Таковы были родители Северина-юноши. Таким образом время проходило, а он жил да жил у отца и матери без науки, без дела; при перемене состояния судьба его забылась. Однако же через несколько лет Петр Ильич вздумал отдать его или в ученье, или в службу. Но, кроме недостатка денег, чтобы отдать в пансион, встречалась тьма других домашних препятствий.
– Хочу я, мой друг, отдать Северина в ученье… что ему бить баклуши дома? – говаривал иногда Петр Ильич жене.

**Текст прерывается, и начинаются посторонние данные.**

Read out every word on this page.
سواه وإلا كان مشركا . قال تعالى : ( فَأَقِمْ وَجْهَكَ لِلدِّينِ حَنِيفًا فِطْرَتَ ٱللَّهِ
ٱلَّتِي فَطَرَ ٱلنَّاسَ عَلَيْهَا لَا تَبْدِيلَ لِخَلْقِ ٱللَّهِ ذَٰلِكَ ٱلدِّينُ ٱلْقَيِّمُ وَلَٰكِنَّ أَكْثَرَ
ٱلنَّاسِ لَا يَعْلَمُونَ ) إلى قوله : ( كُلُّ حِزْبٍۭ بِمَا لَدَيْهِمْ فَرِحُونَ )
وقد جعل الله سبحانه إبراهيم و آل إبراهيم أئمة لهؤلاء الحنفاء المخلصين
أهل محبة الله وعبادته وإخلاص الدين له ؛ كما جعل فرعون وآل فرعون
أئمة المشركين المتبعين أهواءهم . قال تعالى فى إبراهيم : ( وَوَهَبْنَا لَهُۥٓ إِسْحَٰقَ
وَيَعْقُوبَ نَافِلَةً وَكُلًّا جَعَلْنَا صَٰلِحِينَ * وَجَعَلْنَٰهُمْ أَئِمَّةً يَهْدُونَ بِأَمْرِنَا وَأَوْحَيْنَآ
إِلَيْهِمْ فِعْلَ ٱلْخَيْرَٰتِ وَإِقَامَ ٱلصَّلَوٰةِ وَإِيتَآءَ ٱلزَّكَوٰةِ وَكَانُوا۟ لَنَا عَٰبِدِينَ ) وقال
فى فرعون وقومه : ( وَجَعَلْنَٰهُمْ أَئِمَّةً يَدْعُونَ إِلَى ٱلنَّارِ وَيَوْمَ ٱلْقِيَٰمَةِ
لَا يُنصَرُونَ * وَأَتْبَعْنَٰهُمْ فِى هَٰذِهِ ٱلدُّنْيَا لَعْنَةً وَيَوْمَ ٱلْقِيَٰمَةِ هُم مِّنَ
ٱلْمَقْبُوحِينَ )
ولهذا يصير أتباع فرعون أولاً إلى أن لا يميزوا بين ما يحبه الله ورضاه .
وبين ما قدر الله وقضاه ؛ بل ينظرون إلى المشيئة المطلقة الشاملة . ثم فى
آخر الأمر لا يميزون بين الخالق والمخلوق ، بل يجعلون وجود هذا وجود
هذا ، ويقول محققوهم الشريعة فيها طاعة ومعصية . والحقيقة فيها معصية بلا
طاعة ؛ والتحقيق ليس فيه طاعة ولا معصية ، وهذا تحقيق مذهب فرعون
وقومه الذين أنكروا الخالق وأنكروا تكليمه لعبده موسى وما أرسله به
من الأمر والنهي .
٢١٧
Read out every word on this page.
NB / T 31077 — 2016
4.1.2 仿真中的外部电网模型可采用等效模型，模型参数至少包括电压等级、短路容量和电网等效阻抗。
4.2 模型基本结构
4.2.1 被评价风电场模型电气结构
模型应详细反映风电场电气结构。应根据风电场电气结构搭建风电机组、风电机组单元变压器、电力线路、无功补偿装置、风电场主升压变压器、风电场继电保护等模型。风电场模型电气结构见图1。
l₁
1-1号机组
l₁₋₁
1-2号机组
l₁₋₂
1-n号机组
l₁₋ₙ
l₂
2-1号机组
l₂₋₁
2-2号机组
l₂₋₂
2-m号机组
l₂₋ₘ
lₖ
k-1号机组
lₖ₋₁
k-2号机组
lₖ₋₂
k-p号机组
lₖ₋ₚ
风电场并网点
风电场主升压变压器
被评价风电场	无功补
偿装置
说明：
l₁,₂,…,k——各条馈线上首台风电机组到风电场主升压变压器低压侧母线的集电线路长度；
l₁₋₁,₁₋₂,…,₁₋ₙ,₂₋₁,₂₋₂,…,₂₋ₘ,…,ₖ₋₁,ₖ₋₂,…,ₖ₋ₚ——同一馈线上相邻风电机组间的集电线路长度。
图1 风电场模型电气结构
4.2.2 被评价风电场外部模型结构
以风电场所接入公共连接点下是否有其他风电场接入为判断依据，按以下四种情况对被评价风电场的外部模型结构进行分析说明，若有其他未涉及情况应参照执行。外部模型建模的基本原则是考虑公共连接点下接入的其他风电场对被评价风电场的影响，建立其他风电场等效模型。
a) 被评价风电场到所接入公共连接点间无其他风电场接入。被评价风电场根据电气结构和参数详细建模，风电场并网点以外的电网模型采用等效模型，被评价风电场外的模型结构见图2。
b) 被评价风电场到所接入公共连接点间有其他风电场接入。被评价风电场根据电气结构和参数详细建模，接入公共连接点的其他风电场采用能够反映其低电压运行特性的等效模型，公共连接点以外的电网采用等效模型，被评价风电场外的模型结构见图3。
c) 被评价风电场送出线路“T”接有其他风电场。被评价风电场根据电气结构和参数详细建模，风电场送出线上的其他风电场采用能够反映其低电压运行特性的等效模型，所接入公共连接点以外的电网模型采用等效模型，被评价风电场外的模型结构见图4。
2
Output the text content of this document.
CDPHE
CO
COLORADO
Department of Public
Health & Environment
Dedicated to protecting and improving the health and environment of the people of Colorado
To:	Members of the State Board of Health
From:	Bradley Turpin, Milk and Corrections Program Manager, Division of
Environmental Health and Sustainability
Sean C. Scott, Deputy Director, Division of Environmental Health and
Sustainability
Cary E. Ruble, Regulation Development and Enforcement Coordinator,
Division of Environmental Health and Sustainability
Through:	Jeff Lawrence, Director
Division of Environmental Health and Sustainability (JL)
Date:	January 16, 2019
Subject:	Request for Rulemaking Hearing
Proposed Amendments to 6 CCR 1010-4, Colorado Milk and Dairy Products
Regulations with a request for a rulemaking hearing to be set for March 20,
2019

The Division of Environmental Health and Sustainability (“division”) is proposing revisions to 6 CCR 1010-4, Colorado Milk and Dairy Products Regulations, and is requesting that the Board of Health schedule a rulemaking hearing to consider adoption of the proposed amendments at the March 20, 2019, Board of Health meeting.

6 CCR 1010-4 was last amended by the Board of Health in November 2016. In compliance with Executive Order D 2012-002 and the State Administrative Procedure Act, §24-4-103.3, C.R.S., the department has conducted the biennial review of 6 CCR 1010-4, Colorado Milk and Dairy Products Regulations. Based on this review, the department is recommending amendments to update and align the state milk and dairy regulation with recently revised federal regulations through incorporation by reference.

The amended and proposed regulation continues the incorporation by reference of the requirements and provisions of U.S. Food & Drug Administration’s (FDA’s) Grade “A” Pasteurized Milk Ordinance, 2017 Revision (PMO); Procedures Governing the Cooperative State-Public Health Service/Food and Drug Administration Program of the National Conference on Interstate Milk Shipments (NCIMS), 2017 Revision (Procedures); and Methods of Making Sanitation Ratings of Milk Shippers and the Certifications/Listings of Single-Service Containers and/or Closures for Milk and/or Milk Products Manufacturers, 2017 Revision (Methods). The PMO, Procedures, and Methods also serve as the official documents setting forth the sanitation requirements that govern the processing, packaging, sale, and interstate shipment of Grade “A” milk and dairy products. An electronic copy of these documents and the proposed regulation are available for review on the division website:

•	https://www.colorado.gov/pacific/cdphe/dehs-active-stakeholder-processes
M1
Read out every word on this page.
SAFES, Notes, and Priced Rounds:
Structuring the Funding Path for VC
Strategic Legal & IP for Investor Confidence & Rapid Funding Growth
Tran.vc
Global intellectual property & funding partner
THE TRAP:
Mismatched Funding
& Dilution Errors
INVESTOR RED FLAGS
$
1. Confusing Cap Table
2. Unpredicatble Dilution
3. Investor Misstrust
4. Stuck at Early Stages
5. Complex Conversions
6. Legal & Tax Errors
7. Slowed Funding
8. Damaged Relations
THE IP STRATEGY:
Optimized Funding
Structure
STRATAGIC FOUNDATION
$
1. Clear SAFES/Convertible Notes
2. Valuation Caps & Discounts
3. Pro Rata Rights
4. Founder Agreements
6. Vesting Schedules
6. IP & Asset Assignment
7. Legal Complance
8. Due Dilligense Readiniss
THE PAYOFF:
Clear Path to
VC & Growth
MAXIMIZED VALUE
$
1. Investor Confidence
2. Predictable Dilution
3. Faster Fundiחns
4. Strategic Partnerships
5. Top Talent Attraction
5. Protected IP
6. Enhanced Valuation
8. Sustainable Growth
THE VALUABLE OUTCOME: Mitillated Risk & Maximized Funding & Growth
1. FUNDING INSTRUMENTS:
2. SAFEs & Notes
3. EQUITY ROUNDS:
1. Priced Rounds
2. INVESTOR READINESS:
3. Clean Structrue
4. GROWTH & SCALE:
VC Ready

– Позвольте спросить, какому ремеслу хотите вы учить его?
– Не ремеслу, а наукам, мой друг. Отдам в казенную гимназию, попрошу князя…
– Этого никогда не будет, чтоб мой сын был в гимназии!
– Да что ж тут худого?
– Напротив, все прекрасное, да не для моего сына.
– Как хочешь. Пусть будет сын твой дураком!
– Во всяком случае будет умнее вас.
Чтоб избежать бури, Петр Ильич тихо, не говоря ни слова, выкрадывался из комнаты. Время проходило, состояние Петра Ильича не поправлялось: для глухого не две обедни. Горе Евлампии Федоровны истощалось, как дождевое облако. Северину настало двадцать лет, а он еще ходил в курточке. Отец и мать привыкли считать его необходимым в доме, вроде прислуги, по недостатку слуг; притом же сын всегда вернее и исправнее всякого раба. Северин, то прочти папиньке какую-нибудь мелкую печать, то подай маминьке скамейку под ноги, то кликни Прохора, то позови Настьку, и, следовательно, Северин нужен: без него некому было прислужить папиньке, когда маминька в торжественные дни посылает Прохора разнести по Москве около 200 визитных карточек; без него некому было прислужить маминьке, когда Настя едет на реку или идет в баню.
– Как ты думаешь, мой друг, – скажет иногда Петр Ильич, – пора бы отдать сына в службу?
– Вы так думаете? Я не знаю, чем вам надоел сын! Вы только о том и думаете, как бы его сбыть с рук.
– Но рассуди сама, посмотри на добрых людей. У всех дети в службе; все сверстники Северина поручики да ротмистры, а он-то что?
– Он мой сын, и этого довольно, чтоб я не бросила мальчика на произвол судьбы, без надзора, без денег… Нет! этого не будет!
– Мальчик в двадцать лет!
– Лета ничего не значат; один образуется раньше, другой позже.